Meeting the Monster

I’ve been reading a lot of material about meeting our worst fear(s) and moving through to the full experience of that fear. The full experience may mean that what we’re afraid of could actually happen.

After some 50 odd years of exploring my own darker emotions, I thought I had pretty much covered the territory. Apparently not.  First of all, I’d been failing to see something so very obvious I thought it couldn’t possibly be of the “monster fear” variety. Last night I faced it.

                         ajo 004

What if, after all these years of devoting myself to this evolutionary process in which all of humanity is engaged (sometimes unconsciously), I stay the same?

What if I don’t ever really wake up? What if renewal never happens in my own life? What if I never do “fulfill my potential?” What if I never again have the kind of physical energy I need to dance until I’m lost in movement and music? Or the confidence to try new things?

What if I never again have a partner? What if I never create the kind of space where I feel free and ecstatic, instead just growing older, stiffer, and content to simply be content, without ever again experiencing the adventures & joyous energy I have felt in the past? What if all the trainings, courses, activations, initiations, and channelings don’t “take” in my case and I’m left behind?

I met that monster fear last night and embraced it. I embraced the me who is afraid of this. I said “Okay, no matter what, I still love you. If you never accomplish another bit of creative magic in your entire life, I love you and you are enough.”

I told myself that if all I ever accomplish with the rest of my life is this total self-acceptance, it is enough, it is a contribution to our evolution as a species. I will have, in this small way, increased the experience of love on the planet and that will suffice.

I gave myself permission to go on being totally ordinary. I celebrated my amazing children and their wonderful lives with loving partners and marvelous children. I amped up my appreciation for all my talented, funny, fabulous friends and for how very comfortable I am where I live, even if I am bored outta my gourd. I celebrated the fact that I live in one of the most beautiful small towns in the country, that I have enough money to live on comfortably, that I am healthy, and so on.

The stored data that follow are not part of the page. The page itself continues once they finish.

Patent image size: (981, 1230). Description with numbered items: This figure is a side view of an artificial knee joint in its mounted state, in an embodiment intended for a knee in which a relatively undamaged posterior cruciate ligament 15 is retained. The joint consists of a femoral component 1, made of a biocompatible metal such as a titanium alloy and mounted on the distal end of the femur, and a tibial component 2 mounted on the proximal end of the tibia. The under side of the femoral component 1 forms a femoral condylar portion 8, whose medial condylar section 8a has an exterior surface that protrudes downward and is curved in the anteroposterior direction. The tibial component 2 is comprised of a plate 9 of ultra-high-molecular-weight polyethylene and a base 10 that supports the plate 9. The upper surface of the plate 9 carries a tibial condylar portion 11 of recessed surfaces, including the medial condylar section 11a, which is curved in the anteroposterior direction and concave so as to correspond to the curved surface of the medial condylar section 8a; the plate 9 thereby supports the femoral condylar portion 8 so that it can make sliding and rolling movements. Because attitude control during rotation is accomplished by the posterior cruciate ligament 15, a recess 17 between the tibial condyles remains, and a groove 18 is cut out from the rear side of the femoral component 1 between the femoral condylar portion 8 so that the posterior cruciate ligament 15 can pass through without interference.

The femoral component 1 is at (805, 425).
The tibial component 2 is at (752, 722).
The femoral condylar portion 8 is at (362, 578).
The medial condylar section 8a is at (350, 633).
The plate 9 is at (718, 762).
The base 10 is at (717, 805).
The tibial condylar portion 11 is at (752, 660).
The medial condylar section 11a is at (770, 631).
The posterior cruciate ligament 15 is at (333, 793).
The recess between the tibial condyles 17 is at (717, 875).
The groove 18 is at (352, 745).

Then a totally unexpected thing happened: after years of insomnia, I simply went to sleep, without any sleep aids. I got up this morning, dressed and went out for breakfast. I decided to make myself more available, to come out of my hermit-like shell, to see where I might want to engage.

I’ve stopped waiting for the big shift to happen in my life. It may happen. It may not. I’m okay either way. I’m just not waiting. If my life doesn’t have a whole new chapter in which my grandest dreams and desires manifest, I can still love myself. That is something anyone can do and it isn’t any less valuable for that.

I invite you to unmask the “monster fear” in your own life and to love yourself completely in the process, no matter how dire your future may seem at this point. There’s such sweetness in this process. It may be as brief and subtle as a sip of nectar from a honeysuckle blossom, and it is so worth it!

The gift of loving ourselves exactly as we are (whether that’s cranky, troubled, impoverished, greedy, whatever) is one we can give ourselves to make every day a Valentine’s Day in our lives. This has the added advantage of making us much more able to love “others” as they are, giving them the same gift of loving acceptance we’ve learned to give ourselves. In this period of increasing angst and polarization, there really is no more precious gift to give either ourselves or the world around us.